Рахманинов. Романсы, Op. 34

14 Romances, Op. 34

Композитор
Год создания
1912
Жанр
Страна
Россия

«Муза» (слова А. С. Пушкина)
«В душе у каждого из нас» (слова А. А. Коринфского)
«Буря» (слова А. С. Пушкина)
«Ветер перелётный» (слова К. Д. Бальмонта)
«Арион» (слова А. С. Пушкина)
«Воскрешение Лазаря» (слова А. С. Хомякова)
«Не может быть!» (слова А. Н. Майкова)
«Музыка» (слова Я. П. Полонского)
«Ты знал его» (слова Ф. И. Тютчева)
«Сей день я помню» (слова Ф. И. Тютчева)
«Оброчник» (слова А. А. Фета)
«Какое счастье» (слова А. А. Фета)
«Диссонанс» (слова Я. П. Полонского)
Вокализ

Сергей Васильевич Рахманинов / Sergei Rachmaninoff

Новая серия Четырнадцать романсов ор. 34 Рахманинова, написанных летом 1912 года (Из четырнадцати романсов, входящих в состав данного цикла, только один — «Не может быть!» — был написан раньше, в 1910 году, под впечатлением смерти В. Ф. Комиссаржевской. Вокализ написан в 1915 году и включен в эту серию позже.), обращает на себя внимание прежде всего выбором текстов. Среди них сравнительно немного стихотворений чисто лирического характера. В романсах этого опуса преобладают суровые драматические образы, сосредоточенные философские размышления о смысле жизни, о долге и призвании художника. С ними контрастируют тонкие пейзажные зарисовки, пленяющие изысканностью средств музыкальной звукописи.

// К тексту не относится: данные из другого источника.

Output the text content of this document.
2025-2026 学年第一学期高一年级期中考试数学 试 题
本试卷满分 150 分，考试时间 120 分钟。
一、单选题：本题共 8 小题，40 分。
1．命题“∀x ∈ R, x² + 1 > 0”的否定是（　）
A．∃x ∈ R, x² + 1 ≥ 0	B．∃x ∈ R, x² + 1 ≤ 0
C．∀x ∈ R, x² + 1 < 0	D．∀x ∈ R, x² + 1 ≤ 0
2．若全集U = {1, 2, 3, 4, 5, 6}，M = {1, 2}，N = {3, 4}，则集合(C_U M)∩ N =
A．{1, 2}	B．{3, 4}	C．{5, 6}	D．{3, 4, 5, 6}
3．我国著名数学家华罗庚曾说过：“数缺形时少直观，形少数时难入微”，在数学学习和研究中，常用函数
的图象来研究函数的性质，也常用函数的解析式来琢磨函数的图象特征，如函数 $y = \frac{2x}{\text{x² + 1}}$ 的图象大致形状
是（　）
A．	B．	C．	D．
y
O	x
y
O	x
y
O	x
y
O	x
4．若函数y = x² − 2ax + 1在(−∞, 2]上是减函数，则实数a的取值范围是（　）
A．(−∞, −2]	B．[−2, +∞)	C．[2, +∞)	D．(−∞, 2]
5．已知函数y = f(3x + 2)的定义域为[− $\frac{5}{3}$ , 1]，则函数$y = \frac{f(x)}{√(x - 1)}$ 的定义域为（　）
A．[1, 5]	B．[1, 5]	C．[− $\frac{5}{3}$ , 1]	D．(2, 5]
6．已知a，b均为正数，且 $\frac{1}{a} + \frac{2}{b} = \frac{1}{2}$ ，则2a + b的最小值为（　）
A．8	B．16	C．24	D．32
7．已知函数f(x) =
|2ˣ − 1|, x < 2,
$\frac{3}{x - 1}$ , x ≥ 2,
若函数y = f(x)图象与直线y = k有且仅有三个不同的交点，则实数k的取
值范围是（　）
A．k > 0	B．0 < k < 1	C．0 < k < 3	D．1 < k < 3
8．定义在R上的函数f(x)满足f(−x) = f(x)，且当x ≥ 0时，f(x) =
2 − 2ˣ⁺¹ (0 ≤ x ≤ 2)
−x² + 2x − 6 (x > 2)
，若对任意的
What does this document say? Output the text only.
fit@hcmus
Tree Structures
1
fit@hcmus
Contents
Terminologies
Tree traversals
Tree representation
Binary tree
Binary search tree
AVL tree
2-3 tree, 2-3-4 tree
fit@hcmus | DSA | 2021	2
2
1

В цикле использованы стихи разных поэтов — от Пушкина и Тютчева до Бальмонта. Особенно показателен интерес композитора к пушкинской поэзии. Три «пушкинских» романса из этого цикла — «Муза», «Буря» и «Арион» — служат образцом его высокой артистической зрелости, стремления к пластической стройности и законченности воплощения (до этого [Рахманинов только однажды обратился в своем камерно-вокальном творчестве к Пушкину, написав на его стихи юношеский романс «Не пой, красавица, при мне»).

Романс «Муза» служит как бы прологом ко всему циклу (Романс этот посвящен М. С. Шагинян, помогавшей композитору в подборе текстов для данного цикла.). Характеризуя стихотворение Пушкина, положенное в основу этого романса, Белинский писал, что поэт пользуется в нем шестистопным ямбом, ставшим уже известным стандартом в «антологической» поэзии, «словно дорогим паросским мрамором, для чудных изваяний, видимых слухом».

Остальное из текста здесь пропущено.